Demikian disampaikan Ketua Umum Barisan Indonesia (Barindo) Gita Wirjawan di sela-sela Konferensi Pers Produksi Film "Cahaya dari Timur: Beta Maluku" di Ambon, Kamis (16/1).
"Kita bersyukur masa-masa getir tersebut sudah berhasil dilalui. Proses rekonsiliasi masih terus berjalan hingga kini. Ini harus kita rawat bersama. Namun siapa sangka cerita sepakbola anak-anak kampung menjadi salah satu inspirasi penting dalam merajut persaudaraan di tanah Maluku ini," ungkap Gita, yang selalu mengkampanyekan pentingnya melembagakan nilai-nilai pluralisme dalam demokratisasi.
Film yang disutradarai Glenn Fredly dan Angga Dwimas Sasongko ini mengangkat kisah nyata seorang anak Maluku, Sani Tawainella, yang menjahit persaudaraan di kalangan anak-anak Ambon pasca konflik. Sani merupakan mantan pemain sepakbola asal Tulehu yang sempat mewakili Indonesia pada Piala Pelajar Asia 1996 di Brunei Darussalam.

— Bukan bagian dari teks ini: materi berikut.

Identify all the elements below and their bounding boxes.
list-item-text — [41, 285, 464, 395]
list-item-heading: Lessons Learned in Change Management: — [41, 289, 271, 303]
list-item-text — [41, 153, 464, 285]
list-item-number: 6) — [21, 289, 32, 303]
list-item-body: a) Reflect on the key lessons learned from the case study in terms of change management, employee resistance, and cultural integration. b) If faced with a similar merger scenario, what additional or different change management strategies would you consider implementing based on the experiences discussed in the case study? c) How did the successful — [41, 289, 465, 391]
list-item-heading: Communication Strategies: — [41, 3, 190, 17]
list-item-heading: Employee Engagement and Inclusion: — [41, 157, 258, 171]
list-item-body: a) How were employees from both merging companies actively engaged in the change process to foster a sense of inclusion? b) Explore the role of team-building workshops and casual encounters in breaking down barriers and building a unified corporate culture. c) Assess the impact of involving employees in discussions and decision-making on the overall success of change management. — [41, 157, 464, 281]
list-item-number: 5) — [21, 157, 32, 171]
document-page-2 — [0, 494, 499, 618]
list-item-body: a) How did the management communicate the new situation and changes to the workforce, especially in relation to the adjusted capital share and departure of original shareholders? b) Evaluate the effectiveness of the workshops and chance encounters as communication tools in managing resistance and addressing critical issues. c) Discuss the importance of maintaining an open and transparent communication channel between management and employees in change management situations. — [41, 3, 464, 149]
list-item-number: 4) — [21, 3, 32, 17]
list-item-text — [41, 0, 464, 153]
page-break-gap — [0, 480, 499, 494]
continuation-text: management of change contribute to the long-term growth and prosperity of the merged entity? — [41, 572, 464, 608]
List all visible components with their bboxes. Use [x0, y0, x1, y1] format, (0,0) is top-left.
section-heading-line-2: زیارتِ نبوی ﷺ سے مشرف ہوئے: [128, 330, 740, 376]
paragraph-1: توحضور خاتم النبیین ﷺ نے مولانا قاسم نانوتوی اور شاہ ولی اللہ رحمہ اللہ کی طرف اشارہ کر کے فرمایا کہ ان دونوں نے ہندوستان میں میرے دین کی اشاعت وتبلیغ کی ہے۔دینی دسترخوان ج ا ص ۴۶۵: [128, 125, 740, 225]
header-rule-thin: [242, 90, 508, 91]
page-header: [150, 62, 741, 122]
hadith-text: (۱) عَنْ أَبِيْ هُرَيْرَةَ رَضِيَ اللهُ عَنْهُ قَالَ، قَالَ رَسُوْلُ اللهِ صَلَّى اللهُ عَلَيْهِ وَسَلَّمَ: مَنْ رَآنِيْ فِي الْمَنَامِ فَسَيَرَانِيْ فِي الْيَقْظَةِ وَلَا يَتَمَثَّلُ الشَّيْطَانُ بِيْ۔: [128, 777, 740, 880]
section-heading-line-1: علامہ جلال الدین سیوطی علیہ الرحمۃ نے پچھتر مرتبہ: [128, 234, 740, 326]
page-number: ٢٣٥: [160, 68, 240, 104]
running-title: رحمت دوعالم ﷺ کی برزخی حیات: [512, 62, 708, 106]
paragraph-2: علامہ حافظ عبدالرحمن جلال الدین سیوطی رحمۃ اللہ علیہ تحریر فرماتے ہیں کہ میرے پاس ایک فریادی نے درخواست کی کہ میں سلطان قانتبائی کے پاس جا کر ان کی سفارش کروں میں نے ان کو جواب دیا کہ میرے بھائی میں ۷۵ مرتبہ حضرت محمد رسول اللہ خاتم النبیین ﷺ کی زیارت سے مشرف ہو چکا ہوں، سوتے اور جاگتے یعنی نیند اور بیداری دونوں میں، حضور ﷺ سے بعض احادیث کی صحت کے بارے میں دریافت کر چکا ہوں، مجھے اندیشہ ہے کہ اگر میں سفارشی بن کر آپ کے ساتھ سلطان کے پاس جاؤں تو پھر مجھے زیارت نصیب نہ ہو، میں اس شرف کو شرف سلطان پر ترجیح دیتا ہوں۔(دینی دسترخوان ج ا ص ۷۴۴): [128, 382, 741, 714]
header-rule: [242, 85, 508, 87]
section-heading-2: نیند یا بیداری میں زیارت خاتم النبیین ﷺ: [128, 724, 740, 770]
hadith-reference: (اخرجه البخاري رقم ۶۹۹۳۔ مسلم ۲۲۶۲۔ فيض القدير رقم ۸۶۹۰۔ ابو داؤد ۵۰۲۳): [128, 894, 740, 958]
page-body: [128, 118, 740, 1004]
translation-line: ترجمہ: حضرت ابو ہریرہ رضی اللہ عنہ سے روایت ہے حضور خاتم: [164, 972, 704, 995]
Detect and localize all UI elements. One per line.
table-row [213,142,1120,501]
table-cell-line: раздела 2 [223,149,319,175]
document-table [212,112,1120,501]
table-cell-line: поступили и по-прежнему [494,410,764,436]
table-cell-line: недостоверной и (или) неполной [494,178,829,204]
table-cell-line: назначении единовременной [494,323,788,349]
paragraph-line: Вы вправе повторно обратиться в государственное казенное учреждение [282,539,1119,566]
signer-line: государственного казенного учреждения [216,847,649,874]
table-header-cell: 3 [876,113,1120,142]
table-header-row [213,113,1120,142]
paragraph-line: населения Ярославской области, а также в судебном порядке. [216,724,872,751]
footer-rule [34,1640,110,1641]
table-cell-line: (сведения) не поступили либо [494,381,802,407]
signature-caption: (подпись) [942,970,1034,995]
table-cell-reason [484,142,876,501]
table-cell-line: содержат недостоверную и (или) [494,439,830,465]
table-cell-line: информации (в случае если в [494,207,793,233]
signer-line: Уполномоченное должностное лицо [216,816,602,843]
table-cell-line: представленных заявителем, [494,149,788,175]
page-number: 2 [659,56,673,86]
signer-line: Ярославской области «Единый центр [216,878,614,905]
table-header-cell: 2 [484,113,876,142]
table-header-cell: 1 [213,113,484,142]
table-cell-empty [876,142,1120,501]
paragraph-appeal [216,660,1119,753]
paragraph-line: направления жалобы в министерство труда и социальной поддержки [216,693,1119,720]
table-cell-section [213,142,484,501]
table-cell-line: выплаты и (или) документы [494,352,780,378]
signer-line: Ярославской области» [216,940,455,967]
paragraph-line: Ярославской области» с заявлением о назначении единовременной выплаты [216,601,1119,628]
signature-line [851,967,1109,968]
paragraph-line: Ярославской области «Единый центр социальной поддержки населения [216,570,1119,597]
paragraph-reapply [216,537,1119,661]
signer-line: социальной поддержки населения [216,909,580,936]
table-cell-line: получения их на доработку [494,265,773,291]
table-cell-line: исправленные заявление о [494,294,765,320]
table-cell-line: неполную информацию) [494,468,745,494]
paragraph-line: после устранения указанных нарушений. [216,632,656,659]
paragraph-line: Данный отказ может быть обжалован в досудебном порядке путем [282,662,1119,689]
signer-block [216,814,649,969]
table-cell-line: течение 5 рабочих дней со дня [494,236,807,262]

"Pesan film ini sangat universal, Indonesia bahkan dunia harus belajar dari semangat kebersamaan indah yang ditunjukkan anak-anak Maluku. Mereka inilah sesungguhnya cahaya dari Timur, menyalakan bara persaudaraan di tengah terpaan api permusuhan," tutur pemilik Ancora Group ini.
Sementara itu, Sekjend DPP Barindo, Riza Ul Haq, menilai kehadiran film "Cahaya dari Timur" yang disponsori Ancora Foundation ini akan memberikan pembelajaran sangat positif dalam konteks membangun keindonesiaan.
"Cahaya dari Timur itu dulu sempat diidentikkan dengan sosok Habibie namun film ini menguak yang genuin dari anak-anak Maluku. Inspirasi perdamaian untuk Indonesia yang lebih baik. Salut untuk upaya Glenn dan Angga yang bekerja keras mewujudkan film ini," pungkas Produser Eksekutif Film Mata Tertutup (2011) ini.